I am generally interested in developing methodologies to provide statistical inference under weak assumptions, typically under nonparametric models. I am also interested in applying these techniques to causal inference, machine learning, among others.
Abstract: Predicting sets of outcomes -- instead of unique outcomes -- is a promising solution to uncertainty quantification in statistical learning. Despite a rich literature on constructing prediction sets with statistical guarantees, adapting to unknown covariate shift -- a prevalent issue in practice -- poses a serious challenge and has yet to be solved. In the framework of semiparametric statistics, we can view the covariate shift as a nuisance parameter. In this paper, we propose a novel flexible distribution-free method, PredSet-1Step, to construct prediction sets that can efficiently adapt to unknown covariate shift. PredSet-1Step relies on a one-step correction of the plug-in estimator of coverage error.
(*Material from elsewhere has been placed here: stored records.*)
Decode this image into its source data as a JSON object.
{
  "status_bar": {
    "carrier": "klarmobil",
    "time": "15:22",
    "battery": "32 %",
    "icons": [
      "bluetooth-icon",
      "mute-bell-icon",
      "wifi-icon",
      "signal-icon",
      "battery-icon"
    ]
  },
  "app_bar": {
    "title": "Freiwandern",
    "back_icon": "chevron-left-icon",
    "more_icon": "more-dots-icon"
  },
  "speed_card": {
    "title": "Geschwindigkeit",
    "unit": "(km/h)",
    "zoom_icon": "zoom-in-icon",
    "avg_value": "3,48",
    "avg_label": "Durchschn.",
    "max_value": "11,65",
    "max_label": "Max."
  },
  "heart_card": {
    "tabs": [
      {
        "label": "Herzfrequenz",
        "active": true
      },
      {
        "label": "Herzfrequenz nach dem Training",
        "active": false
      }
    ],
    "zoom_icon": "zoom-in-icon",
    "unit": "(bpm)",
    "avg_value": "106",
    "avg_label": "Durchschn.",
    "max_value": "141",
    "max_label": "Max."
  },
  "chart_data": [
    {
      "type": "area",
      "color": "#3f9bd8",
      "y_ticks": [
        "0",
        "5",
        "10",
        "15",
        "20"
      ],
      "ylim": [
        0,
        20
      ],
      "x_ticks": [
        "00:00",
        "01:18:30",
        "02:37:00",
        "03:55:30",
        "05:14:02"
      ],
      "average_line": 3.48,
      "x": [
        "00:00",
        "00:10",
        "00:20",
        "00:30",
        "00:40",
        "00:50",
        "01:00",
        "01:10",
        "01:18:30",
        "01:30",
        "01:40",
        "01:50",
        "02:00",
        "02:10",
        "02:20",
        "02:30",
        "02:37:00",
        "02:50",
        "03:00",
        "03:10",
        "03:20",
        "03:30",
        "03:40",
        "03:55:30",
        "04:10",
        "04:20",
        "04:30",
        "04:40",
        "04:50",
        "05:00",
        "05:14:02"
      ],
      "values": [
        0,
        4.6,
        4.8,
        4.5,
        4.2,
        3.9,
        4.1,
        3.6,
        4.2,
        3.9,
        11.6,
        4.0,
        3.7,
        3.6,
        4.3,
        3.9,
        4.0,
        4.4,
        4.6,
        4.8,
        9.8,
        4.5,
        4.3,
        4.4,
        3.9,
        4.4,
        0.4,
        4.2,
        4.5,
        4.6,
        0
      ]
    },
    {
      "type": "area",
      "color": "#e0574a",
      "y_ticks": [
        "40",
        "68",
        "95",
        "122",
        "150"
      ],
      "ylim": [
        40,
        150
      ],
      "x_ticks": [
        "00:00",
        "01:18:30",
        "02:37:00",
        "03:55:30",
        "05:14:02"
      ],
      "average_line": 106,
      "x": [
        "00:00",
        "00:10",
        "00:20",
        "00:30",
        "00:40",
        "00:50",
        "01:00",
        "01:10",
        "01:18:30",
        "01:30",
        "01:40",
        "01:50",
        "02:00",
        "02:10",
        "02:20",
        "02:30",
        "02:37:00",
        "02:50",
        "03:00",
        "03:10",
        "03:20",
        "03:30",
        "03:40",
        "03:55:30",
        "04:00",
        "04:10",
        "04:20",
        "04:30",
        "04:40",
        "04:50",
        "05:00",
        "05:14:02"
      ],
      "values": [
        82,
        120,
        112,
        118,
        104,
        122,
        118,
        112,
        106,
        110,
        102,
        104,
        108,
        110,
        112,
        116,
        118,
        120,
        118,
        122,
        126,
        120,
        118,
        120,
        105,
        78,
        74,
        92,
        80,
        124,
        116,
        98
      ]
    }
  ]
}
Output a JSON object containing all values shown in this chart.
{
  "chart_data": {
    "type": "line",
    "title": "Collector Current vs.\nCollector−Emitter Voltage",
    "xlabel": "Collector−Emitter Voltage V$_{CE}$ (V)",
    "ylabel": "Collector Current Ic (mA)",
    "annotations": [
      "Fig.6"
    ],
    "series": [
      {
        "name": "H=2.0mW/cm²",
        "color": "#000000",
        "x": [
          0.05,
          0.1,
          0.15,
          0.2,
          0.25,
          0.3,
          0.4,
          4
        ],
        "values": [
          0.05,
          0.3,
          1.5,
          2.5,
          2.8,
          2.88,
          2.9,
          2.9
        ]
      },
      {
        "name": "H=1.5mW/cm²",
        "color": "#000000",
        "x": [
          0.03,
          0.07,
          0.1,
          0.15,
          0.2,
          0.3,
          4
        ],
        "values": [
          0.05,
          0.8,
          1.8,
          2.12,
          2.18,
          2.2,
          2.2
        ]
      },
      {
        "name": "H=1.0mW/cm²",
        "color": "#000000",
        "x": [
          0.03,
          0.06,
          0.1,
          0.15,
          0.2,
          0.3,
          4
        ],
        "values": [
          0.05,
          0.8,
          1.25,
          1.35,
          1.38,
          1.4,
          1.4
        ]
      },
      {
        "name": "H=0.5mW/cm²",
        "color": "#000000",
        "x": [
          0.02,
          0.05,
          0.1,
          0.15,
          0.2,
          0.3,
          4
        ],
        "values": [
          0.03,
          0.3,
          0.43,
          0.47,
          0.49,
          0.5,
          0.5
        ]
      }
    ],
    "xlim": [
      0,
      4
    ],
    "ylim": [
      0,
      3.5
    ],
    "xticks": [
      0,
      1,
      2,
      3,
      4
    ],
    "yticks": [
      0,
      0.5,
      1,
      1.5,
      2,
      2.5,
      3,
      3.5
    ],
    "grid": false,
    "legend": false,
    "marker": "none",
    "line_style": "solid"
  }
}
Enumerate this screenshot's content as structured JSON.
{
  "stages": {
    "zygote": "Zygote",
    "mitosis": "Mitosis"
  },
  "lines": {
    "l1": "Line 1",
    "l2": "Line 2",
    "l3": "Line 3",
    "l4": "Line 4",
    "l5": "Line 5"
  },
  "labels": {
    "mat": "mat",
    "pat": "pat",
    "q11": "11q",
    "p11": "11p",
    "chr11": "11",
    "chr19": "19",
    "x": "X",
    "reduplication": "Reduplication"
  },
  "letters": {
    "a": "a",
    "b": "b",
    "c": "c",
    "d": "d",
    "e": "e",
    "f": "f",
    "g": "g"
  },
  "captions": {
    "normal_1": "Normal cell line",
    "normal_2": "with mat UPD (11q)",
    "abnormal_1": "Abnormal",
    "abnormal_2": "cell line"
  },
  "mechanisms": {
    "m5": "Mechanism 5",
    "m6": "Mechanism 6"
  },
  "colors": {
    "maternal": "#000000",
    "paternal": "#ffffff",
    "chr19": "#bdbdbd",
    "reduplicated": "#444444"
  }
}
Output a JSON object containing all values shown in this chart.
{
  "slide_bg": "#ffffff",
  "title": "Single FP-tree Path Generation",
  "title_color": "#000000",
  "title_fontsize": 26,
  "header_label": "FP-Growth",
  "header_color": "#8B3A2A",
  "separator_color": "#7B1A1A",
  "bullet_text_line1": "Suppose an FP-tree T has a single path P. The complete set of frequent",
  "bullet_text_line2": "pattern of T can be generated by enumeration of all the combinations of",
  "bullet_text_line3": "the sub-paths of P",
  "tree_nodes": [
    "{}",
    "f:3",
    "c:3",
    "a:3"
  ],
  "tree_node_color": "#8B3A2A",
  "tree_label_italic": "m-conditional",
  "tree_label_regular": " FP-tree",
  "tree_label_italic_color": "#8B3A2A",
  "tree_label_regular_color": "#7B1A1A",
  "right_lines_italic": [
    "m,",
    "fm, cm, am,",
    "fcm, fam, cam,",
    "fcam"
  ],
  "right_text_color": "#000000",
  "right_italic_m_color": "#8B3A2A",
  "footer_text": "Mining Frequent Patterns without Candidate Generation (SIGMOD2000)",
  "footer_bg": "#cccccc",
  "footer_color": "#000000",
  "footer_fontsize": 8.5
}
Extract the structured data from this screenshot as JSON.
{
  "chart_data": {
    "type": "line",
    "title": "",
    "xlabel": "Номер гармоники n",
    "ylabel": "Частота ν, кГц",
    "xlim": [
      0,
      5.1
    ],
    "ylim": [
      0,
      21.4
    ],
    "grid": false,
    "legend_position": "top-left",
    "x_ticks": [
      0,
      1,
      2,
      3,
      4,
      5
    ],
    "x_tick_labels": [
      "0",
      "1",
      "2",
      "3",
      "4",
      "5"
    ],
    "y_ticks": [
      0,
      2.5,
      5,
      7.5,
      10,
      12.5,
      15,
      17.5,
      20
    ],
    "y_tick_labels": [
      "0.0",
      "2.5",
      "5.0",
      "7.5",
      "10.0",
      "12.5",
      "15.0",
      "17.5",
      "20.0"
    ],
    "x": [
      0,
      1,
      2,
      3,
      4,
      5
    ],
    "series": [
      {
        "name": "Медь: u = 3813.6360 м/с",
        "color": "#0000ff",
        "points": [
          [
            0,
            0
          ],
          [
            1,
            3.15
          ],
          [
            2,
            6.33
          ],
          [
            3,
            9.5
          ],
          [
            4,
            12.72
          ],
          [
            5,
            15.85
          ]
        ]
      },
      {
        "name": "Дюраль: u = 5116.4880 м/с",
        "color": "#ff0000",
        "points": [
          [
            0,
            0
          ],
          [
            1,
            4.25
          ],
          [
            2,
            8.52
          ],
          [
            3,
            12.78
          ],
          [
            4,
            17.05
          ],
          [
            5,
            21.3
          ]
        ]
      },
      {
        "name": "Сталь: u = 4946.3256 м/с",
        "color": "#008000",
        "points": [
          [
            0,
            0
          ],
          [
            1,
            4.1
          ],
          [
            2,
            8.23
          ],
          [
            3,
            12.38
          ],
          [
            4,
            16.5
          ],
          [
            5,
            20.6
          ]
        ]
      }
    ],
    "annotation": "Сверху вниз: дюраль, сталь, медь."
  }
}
We theoretically show that our methods are asymptotically probably approximately correct (PAC), having low coverage error with high confidence for large samples. PredSet-1Step may also be used to construct asymptotically risk-controlling prediction sets. We illustrate that our method has good coverage in a number of experiments and by analyzing a data set concerning HIV risk prediction in a South African cohort study. In experiments without covariate shift, PredSet-1Step performs similarly to inductive conformal prediction, which has finite-sample PAC properties. Thus, PredSet-1Step may be used in the common scenario if the user suspects -- but may not be certain -- that covariate shift is present, and does not know the form of the shift. Our theory hinges on a new bound for the convergence rate of Wald confidence interval coverage for general asymptotically linear estimators. This is a technical tool of independent interest.